New engineering degrees offered fall 2013 semester

With the opening of the new science and engineering complex next fall, Oswego State will offer a new electrical and computer engineering bachelor’s degree.

Its intent is to increase the supply of professionals in bioinstrumentation, robotics, power systems as well as in embedded systems like microprocessors. This new program is a reaction to the high demand for such professionals not only in the region but in the nation as a whole. The program prepares students to work with machines, from cars to refrigerators.

Oswego State becomes the second state-funded college in New York to offer the degree program. The college already offers software engineering in the computer science department. SUNYIT is the other public college to provide the degree. Cornell University and the University of Rochester also provide the program.

According to a press release from Oswego State Office of Public Affairs, many local companies have supported the creation of this program including Welch Allyn, Lockheed-Martin, National Grid, Saab Sensis, O’Brien & Gere, Novelis and SRC.

It is estimated that at least 80 students will enroll in the program and it will produce roughly 20 graduates a year.

The computer science department boasts 18 members on its faculty, according to its web page on Oswego State’s site, and it is part of the College of Liberal Arts and Sciences. The department at Oswego State is where the first software engineering degree in the SUNY system originated.

Two project labs, three studio teaching facilities, a faculty research lab, a project-building room and a computer lab within the new science complex will be dedicated to students in the program. The rooms will have state-of-the-art equipment that can be used for testing robotic and medical devices, circuit boards and microprocessors.
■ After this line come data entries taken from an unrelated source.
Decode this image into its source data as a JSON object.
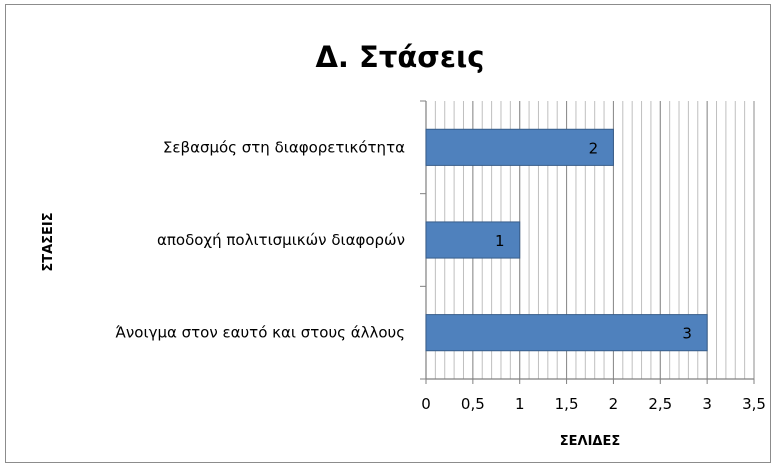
{
  "chart_data": {
    "type": "bar",
    "orientation": "horizontal",
    "title": "Δ. Στάσεις",
    "xlabel": "ΣΕΛΙΔΕΣ",
    "ylabel": "ΣΤΑΣΕΙΣ",
    "categories": [
      "Σεβασμός στη διαφορετικότητα",
      "αποδοχή πολιτισμικών διαφορών",
      "Άνοιγμα στον εαυτό και στους άλλους"
    ],
    "values": [
      2,
      1,
      3
    ],
    "data_labels": [
      "2",
      "1",
      "3"
    ],
    "xlim": [
      0,
      3.5
    ],
    "x_ticks": [
      0,
      0.5,
      1,
      1.5,
      2,
      2.5,
      3,
      3.5
    ],
    "x_tick_labels": [
      "0",
      "0,5",
      "1",
      "1,5",
      "2",
      "2,5",
      "3",
      "3,5"
    ],
    "grid": "on",
    "legend": "none",
    "bar_color": "#4f81bd",
    "bar_edge_color": "#385d8a"
  }
}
According to the press release, the complex will total $118 million.

Dr. Rachid Manseur is the program director and an expert in robotics. The program includes robotics and according to Public Affairs, incorporates programs that already exist at Oswego State such as software engineering, human-computer interaction, cognitive science, graphic design and information science.

This addition comes just months after Oswego State received a five-year STEM grant of $872,523 to help boost retention rates among freshmen and sophomores in those types of programs. This is part of a national science, technology, engineering and math initiative to meet the demand of the growing field.